After squinting into any leaking vessel against the light, or trying the edges of razors or scissors upon the hard skin of their palms, they would squat by the side of the road to work, or start their emery wheel whizzing, to the delight of the hamlet children, who always formed a ring around any such operations.
Gipsy women with cabbage-nets and clothes-pegs to sell were more frequent callers for they had a camping-place only a mile away and no place was too poor to yield them a harvest. When a door was opened to them, if the housewife appeared to be under forty, they would ask in a wheedling voice: 'Is your mother at home, my dear?' Then, when the position was explained, they would exclaim in astonished tones: 'You don't mean to tell me you be the mother? Look at that, now. I shouldn't have taken you to be a day over twenty.'
No matter how often repeated, this compliment was swallowed whole, and made a favourable opening for a long conversation, in the course of which the wily 'Egyptian' not only learned the full history of the woman's own family, but also a good deal about those of her neighbours, which was duly noted for future use.
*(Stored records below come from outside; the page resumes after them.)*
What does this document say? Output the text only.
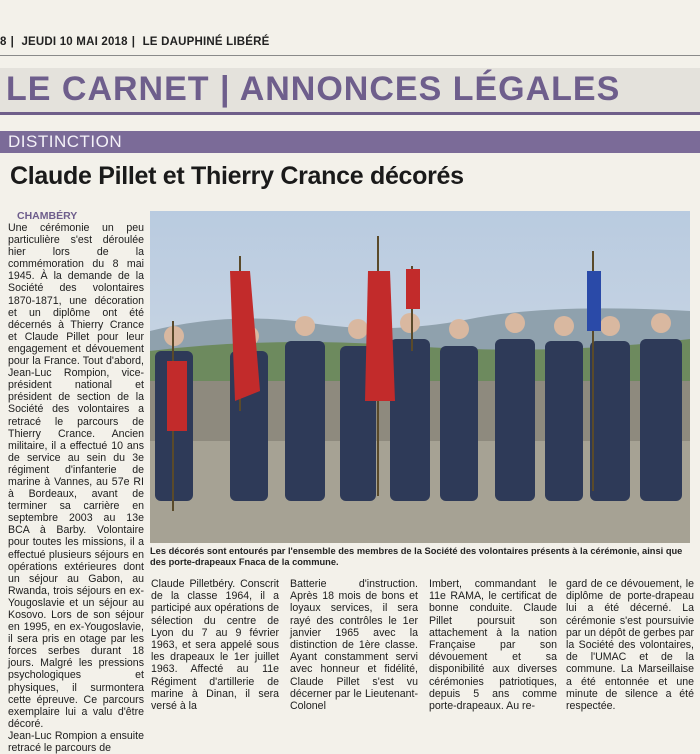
8 | JEUDI 10 MAI 2018 | LE DAUPHINÉ LIBÉRÉ
LE CARNET | ANNONCES LÉGALES
DISTINCTION
Claude Pillet et Thierry Crance décorés
CHAMBÉRY

Une cérémonie un peu particulière s'est déroulée hier lors de la commémoration du 8 mai 1945. À la demande de la Société des volontaires 1870-1871, une décoration et un diplôme ont été décernés à Thierry Crance et Claude Pillet pour leur engagement et dévouement pour la France. Tout d'abord, Jean-Luc Rompion, vice-président national et président de section de la Société des volontaires a retracé le parcours de Thierry Crance. Ancien militaire, il a effectué 10 ans de service au sein du 3e régiment d'infanterie de marine à Vannes, au 57e RI à Bordeaux, avant de terminer sa carrière en septembre 2003 au 13e BCA à Barby. Volontaire pour toutes les missions, il a effectué plusieurs séjours en opérations extérieures dont un séjour au Gabon, au Rwanda, trois séjours en ex-Yougoslavie et un séjour au Kosovo. Lors de son séjour en 1995, en ex-Yougoslavie, il sera pris en otage par les forces serbes durant 18 jours. Malgré les pressions psychologiques et physiques, il surmontera cette épreuve. Ce parcours exemplaire lui a valu d'être décoré.

Jean-Luc Rompion a ensuite retracé le parcours de

Les décorés sont entourés par l'ensemble des membres de la Société des volontaires présents à la cérémonie, ainsi que des porte-drapeaux Fnaca de la commune.
Claude Pilletbéry. Conscrit de la classe 1964, il a participé aux opérations de sélection du centre de Lyon du 7 au 9 février 1963, et sera appelé sous les drapeaux le 1er juillet 1963. Affecté au 11e Régiment d'artillerie de marine à Dinan, il sera versé à la
Batterie d'instruction. Après 18 mois de bons et loyaux services, il sera rayé des contrôles le 1er janvier 1965 avec la distinction de 1ère classe. Ayant constamment servi avec honneur et fidélité, Claude Pillet s'est vu décerner par le Lieutenant-Colonel
Imbert, commandant le 11e RAMA, le certificat de bonne conduite. Claude Pillet poursuit son attachement à la nation Française par son dévouement et sa disponibilité aux diverses cérémonies patriotiques, depuis 5 ans comme porte-drapeaux. Au re-
gard de ce dévouement, le diplôme de porte-drapeau lui a été décerné. La cérémonie s'est poursuivie par un dépôt de gerbes par la Société des volontaires, de l'UMAC et de la commune. La Marseillaise a été entonnée et une minute de silence a été respectée.
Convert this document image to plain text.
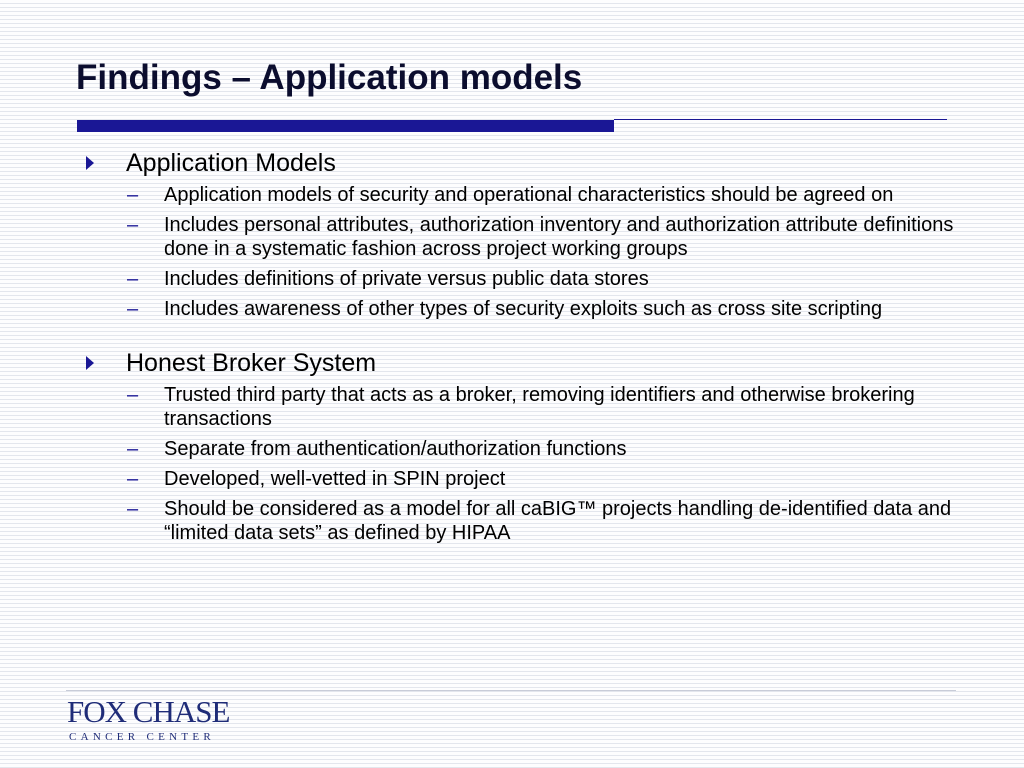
Findings – Application models
Application Models
– Application models of security and operational characteristics should be agreed on
– Includes personal attributes, authorization inventory and authorization attribute definitions done in a systematic fashion across project working groups
– Includes definitions of private versus public data stores
– Includes awareness of other types of security exploits such as cross site scripting
Honest Broker System
– Trusted third party that acts as a broker, removing identifiers and otherwise brokering transactions
– Separate from authentication/authorization functions
– Developed, well-vetted in SPIN project
– Should be considered as a model for all caBIG™ projects handling de-identified data and “limited data sets” as defined by HIPAA
FOX CHASE
CANCER CENTER
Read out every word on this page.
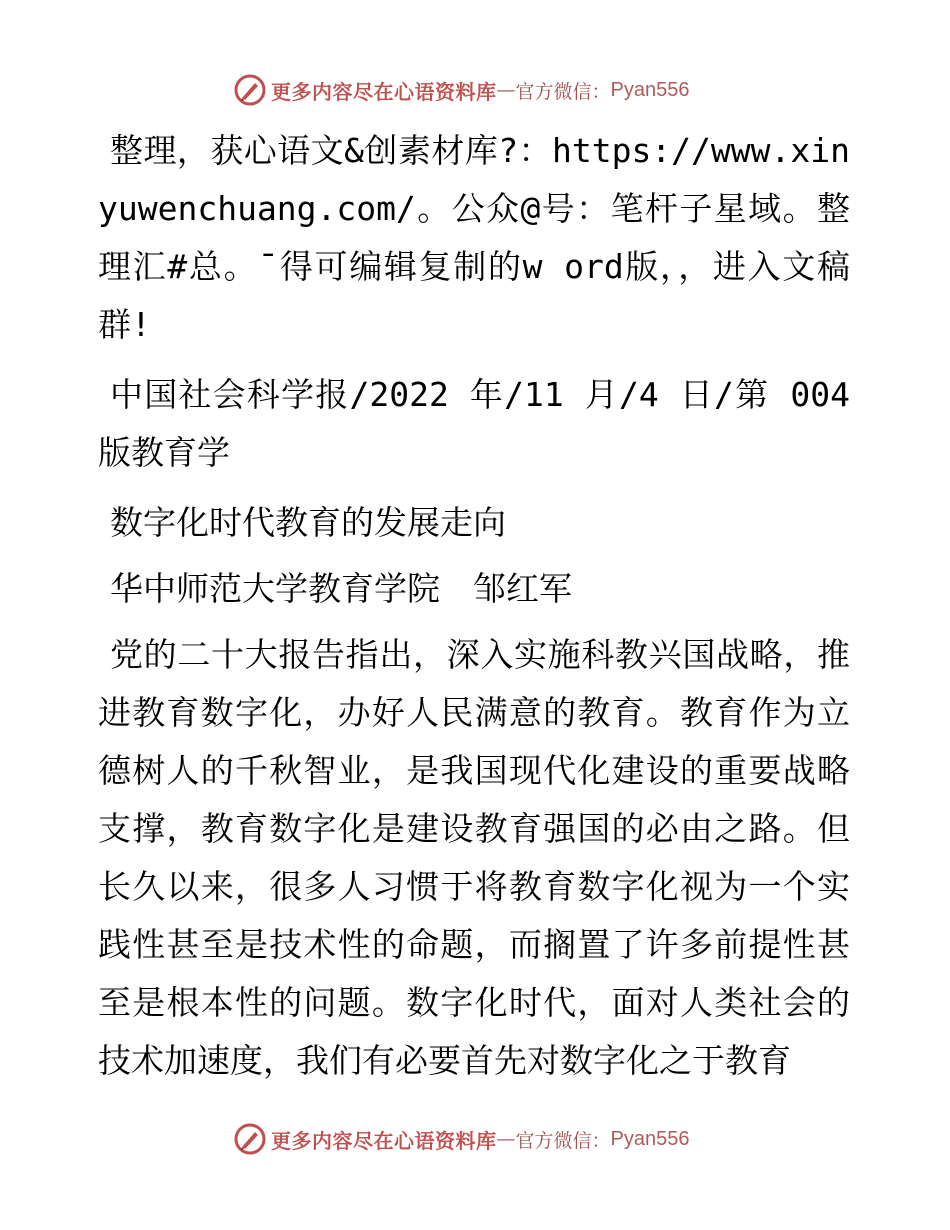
更多内容尽在心语资料库 — 官方微信： Pyan556

整理，获心语文&创素材库?：https://www.xinyuwenchuang.com/。公众@号：笔杆子星域。整理汇#总。¯得可编辑复制的w ord版，，进入文稿群!

中国社会科学报/2022 年/11 月/4 日/第 004 版教育学

数字化时代教育的发展走向

华中师范大学教育学院　邹红军

党的二十大报告指出，深入实施科教兴国战略，推进教育数字化，办好人民满意的教育。教育作为立德树人的千秋智业，是我国现代化建设的重要战略支撑，教育数字化是建设教育强国的必由之路。但长久以来，很多人习惯于将教育数字化视为一个实践性甚至是技术性的命题，而搁置了许多前提性甚至是根本性的问题。数字化时代，面对人类社会的技术加速度，我们有必要首先对数字化之于教育

更多内容尽在心语资料库 — 官方微信： Pyan556
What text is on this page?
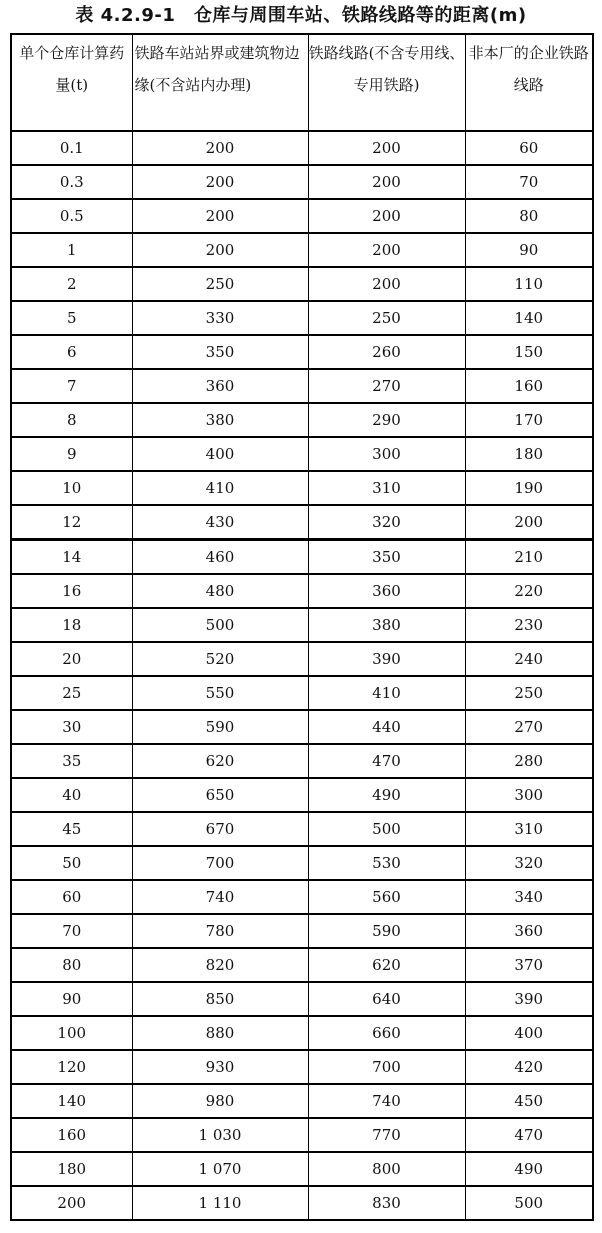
表 4.2.9-1　仓库与周围车站、铁路线路等的距离(m)
单个仓库计算药量(t)	铁路车站站界或建筑物边缘(不含站内办理)	铁路线路(不含专用线、专用铁路)	非本厂的企业铁路线路
0.1	200	200	60
0.3	200	200	70
0.5	200	200	80
1	200	200	90
2	250	200	110
5	330	250	140
6	350	260	150
7	360	270	160
8	380	290	170
9	400	300	180
10	410	310	190
12	430	320	200
14	460	350	210
16	480	360	220
18	500	380	230
20	520	390	240
25	550	410	250
30	590	440	270
35	620	470	280
40	650	490	300
45	670	500	310
50	700	530	320
60	740	560	340
70	780	590	360
80	820	620	370
90	850	640	390
100	880	660	400
120	930	700	420
140	980	740	450
160	1 030	770	470
180	1 070	800	490
200	1 110	830	500
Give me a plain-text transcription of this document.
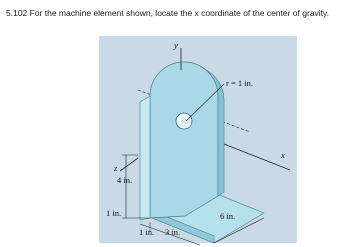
5.102 For the machine element shown, locate the x coordinate of the center of gravity.
y
x
z
r = 1 in.
4 in.
1 in.
1 in. 3 in.
6 in.
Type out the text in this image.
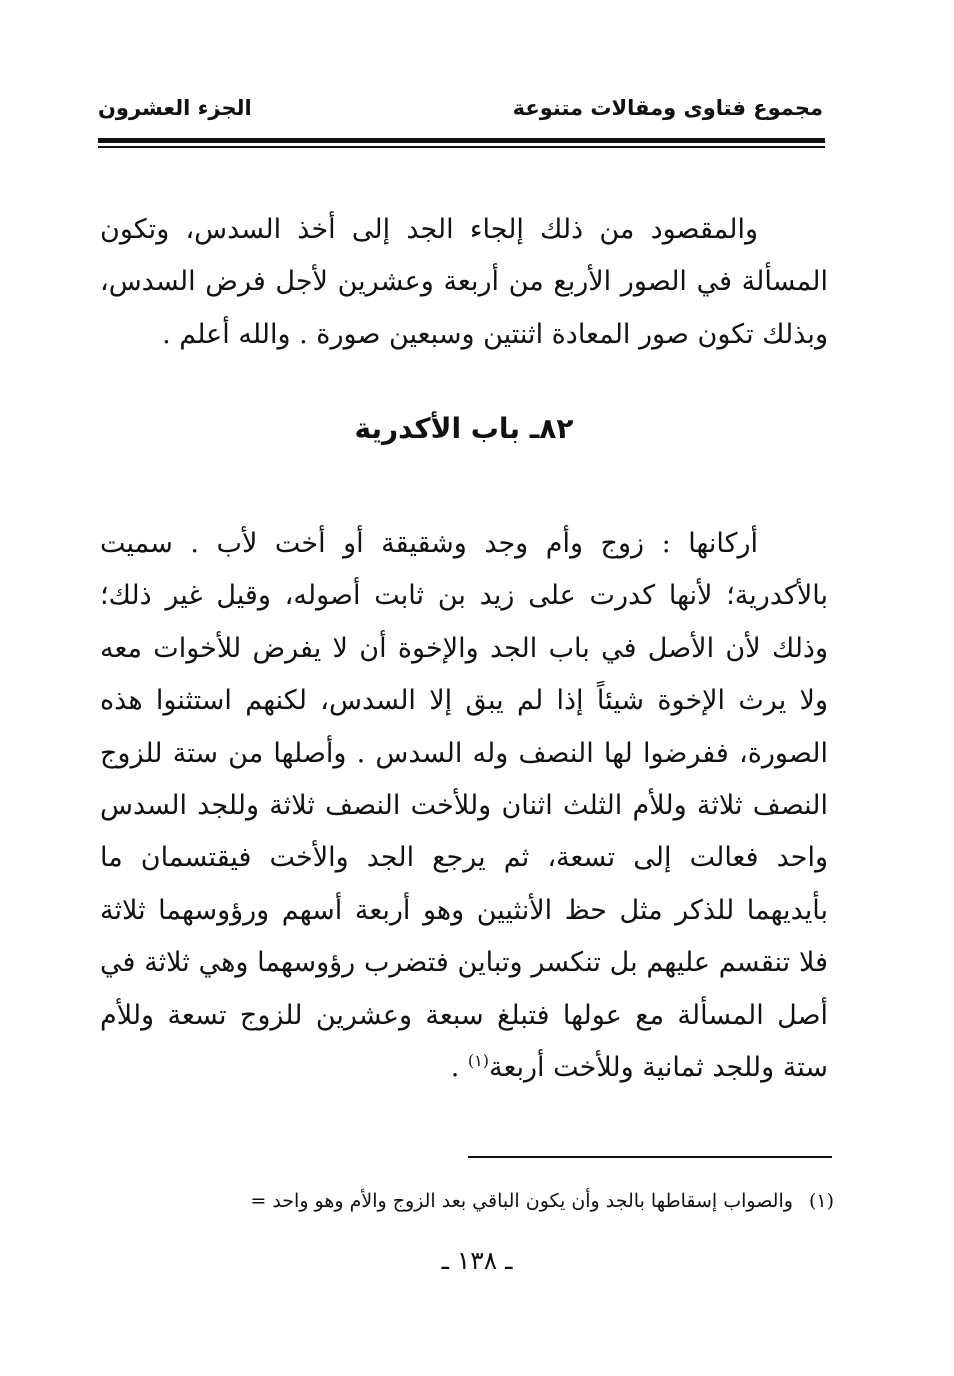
مجموع فتاوى ومقالات متنوعة
الجزء العشرون
والمقصود من ذلك إلجاء الجد إلى أخذ السدس، وتكون المسألة في الصور الأربع من أربعة وعشرين لأجل فرض السدس، وبذلك تكون صور المعادة اثنتين وسبعين صورة . والله أعلم .
٨٢ـ باب الأكدرية
أركانها : زوج وأم وجد وشقيقة أو أخت لأب . سميت بالأكدرية؛ لأنها كدرت على زيد بن ثابت أصوله، وقيل غير ذلك؛ وذلك لأن الأصل في باب الجد والإخوة أن لا يفرض للأخوات معه ولا يرث الإخوة شيئاً إذا لم يبق إلا السدس، لكنهم استثنوا هذه الصورة، ففرضوا لها النصف وله السدس . وأصلها من ستة للزوج النصف ثلاثة وللأم الثلث اثنان وللأخت النصف ثلاثة وللجد السدس واحد فعالت إلى تسعة، ثم يرجع الجد والأخت فيقتسمان ما بأيديهما للذكر مثل حظ الأنثيين وهو أربعة أسهم ورؤوسهما ثلاثة فلا تنقسم عليهم بل تنكسر وتباين فتضرب رؤوسهما وهي ثلاثة في أصل المسألة مع عولها فتبلغ سبعة وعشرين للزوج تسعة وللأم ستة وللجد ثمانية وللأخت أربعة$^{(١)}$ .
(١)والصواب إسقاطها بالجد وأن يكون الباقي بعد الزوج والأم وهو واحد =
ـ ١٣٨ ـ
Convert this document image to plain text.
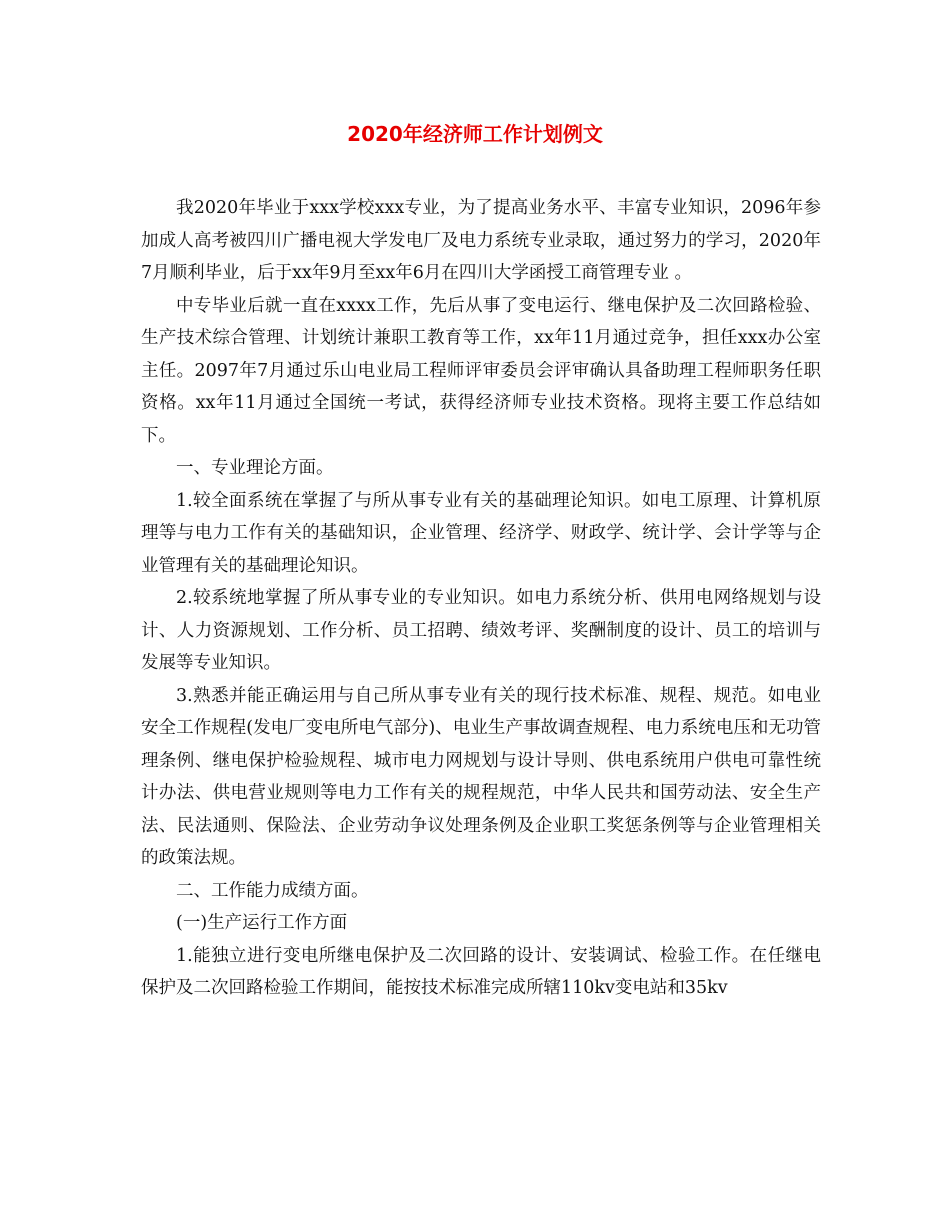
2020年经济师工作计划例文

我2020年毕业于xxx学校xxx专业，为了提高业务水平、丰富专业知识，2096年参加成人高考被四川广播电视大学发电厂及电力系统专业录取，通过努力的学习，2020年7月顺利毕业，后于xx年9月至xx年6月在四川大学函授工商管理专业 。

中专毕业后就一直在xxxx工作，先后从事了变电运行、继电保护及二次回路检验、生产技术综合管理、计划统计兼职工教育等工作，xx年11月通过竞争，担任xxx办公室主任。2097年7月通过乐山电业局工程师评审委员会评审确认具备助理工程师职务任职资格。xx年11月通过全国统一考试，获得经济师专业技术资格。现将主要工作总结如下。

一、专业理论方面。

1.较全面系统在掌握了与所从事专业有关的基础理论知识。如电工原理、计算机原理等与电力工作有关的基础知识，企业管理、经济学、财政学、统计学、会计学等与企业管理有关的基础理论知识。

2.较系统地掌握了所从事专业的专业知识。如电力系统分析、供用电网络规划与设计、人力资源规划、工作分析、员工招聘、绩效考评、奖酬制度的设计、员工的培训与发展等专业知识。

3.熟悉并能正确运用与自己所从事专业有关的现行技术标准、规程、规范。如电业安全工作规程(发电厂变电所电气部分)、电业生产事故调查规程、电力系统电压和无功管理条例、继电保护检验规程、城市电力网规划与设计导则、供电系统用户供电可靠性统计办法、供电营业规则等电力工作有关的规程规范，中华人民共和国劳动法、安全生产法、民法通则、保险法、企业劳动争议处理条例及企业职工奖惩条例等与企业管理相关的政策法规。

二、工作能力成绩方面。

(一)生产运行工作方面

1.能独立进行变电所继电保护及二次回路的设计、安装调试、检验工作。在任继电保护及二次回路检验工作期间，能按技术标准完成所辖110kv变电站和35kv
Then would come a request for 'handful of little 'taters, or an onion or two for the pot', and, if these were given, as they usually were, 'My pretty lady' would be asked for an old shift of her own or an old shirt of her husband's, or anything that the children might have left off, and, poverty-stricken though the hamlet was, a few worn-out garments would be secured to swell the size of the bundle which, afterwards, would be sold to the rag merchant.